What is the Right Allocation of Private Assets in a Portfolio?

This question is an important one, and the answer is, “it depends.” Given the liquidity constraints, investors must have a long investing time horizon and be able to cover interim cash needs through other, more liquid parts of their portfolio. For our institutional clients, we tend to see allocations of 5-20% of assets. For private clients who invest in private assets, the percentage can vary depending on individual time horizons and cash flows but is usually between 10-30%. Investors must be cautious with how much illiquidity they can afford in their portfolio because if (when?) private funds are revalued down, a rush to the exits by other investors may cause managers to close the redemption gates – leaving clients unable to adjust their asset mix during this period of repricing on the private portion of their portfolios. Over the long-term this is a natural part of investing in private assets but over the short-term it is a significant liquidity risk for investors.

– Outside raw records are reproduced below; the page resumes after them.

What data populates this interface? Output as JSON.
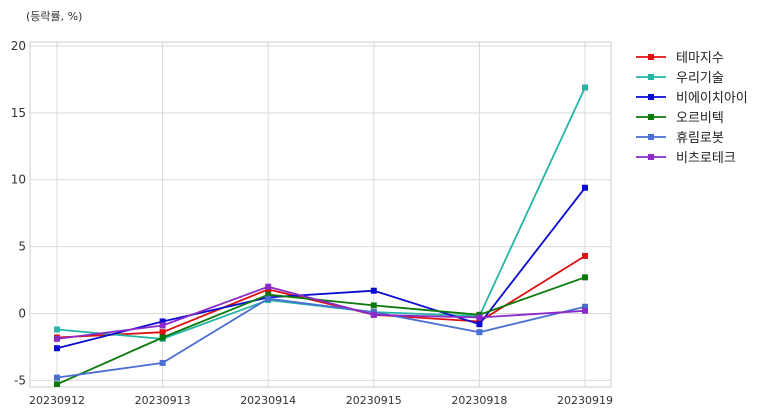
{
  "chart_data": {
    "type": "line",
    "unit_label": "(등락률, %)",
    "title": "",
    "xlabel": "",
    "ylabel": "",
    "x": [
      "20230912",
      "20230913",
      "20230914",
      "20230915",
      "20230918",
      "20230919"
    ],
    "ylim": [
      -5.5,
      20.3
    ],
    "yticks": [
      -5,
      0,
      5,
      10,
      15,
      20
    ],
    "grid": true,
    "legend_position": "outside-right",
    "series": [
      {
        "name": "테마지수",
        "color": "#dd1111",
        "values": [
          -1.8,
          -1.4,
          1.8,
          -0.1,
          -0.6,
          4.3
        ]
      },
      {
        "name": "우리기술",
        "color": "#26b5a5",
        "values": [
          -1.2,
          -1.9,
          1.0,
          0.1,
          -0.2,
          16.9
        ]
      },
      {
        "name": "비에이치아이",
        "color": "#0a0ad2",
        "values": [
          -2.6,
          -0.6,
          1.2,
          1.7,
          -0.8,
          9.4
        ]
      },
      {
        "name": "오르비텍",
        "color": "#0b7a0b",
        "values": [
          -5.3,
          -1.8,
          1.4,
          0.6,
          -0.1,
          2.7
        ]
      },
      {
        "name": "휴림로봇",
        "color": "#4a6ed2",
        "values": [
          -4.8,
          -3.7,
          1.1,
          0.1,
          -1.4,
          0.5
        ]
      },
      {
        "name": "비츠로테크",
        "color": "#8a2ac8",
        "values": [
          -1.9,
          -0.9,
          2.0,
          -0.1,
          -0.3,
          0.2
        ]
      }
    ]
  }
}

"The cap rates reflected in private real estate markets are currently 1-2 percentage points lower than for public ones, so we have a hard time believing they are not heading higher (and so values for those funds, lower). If cap rates moved up closer to these levels, it could lead to double digit price declines (and that is not factoring in leverage)."

Watch the Exits

In times of crisis, investors looking to sell to cash or rebalance their portfolios are confronted with the liquidity constraints of private assets, which can either slow down the process or, in extraordinary times, be cut off entirely for extended periods. Investment managers have these restrictions in place to help them effectively manage the cash within the fund, and to do what they were hired to do at the outset – deploy that cash into assets that may not convert back to cash for some time. We witnessed such lockdowns back in the 2008-2009 Great Financial Crisis and in fact started seeing such headlines again in the back half of 2022, when two US real estate funds valued over US$85 billion restricted redemptions. Within Canada, several of the larger insurance companies also had to suspend contributions and redemptions from their private real estate funds during COVID and the Great Financial Crisis. For this reason, investors must be careful not to commit too much of their capital to these illiquid asset classes.

 

The constant reminder in our lobby of the sheep moving in the other direction is just as relevant when investors are heading for the exits as it is when they are rushing in. As contrarian investors, we feel our clients invested in PAF are perfectly positioned to take advantage of this uncertainty. While investing in private assets felt more comfortable a year ago, we are now entering an environment where better opportunities should be created. Markets will work their way through the coming period of disruption within private assets, but with it will come opportunity for those with the discipline and insight to capitalize on it.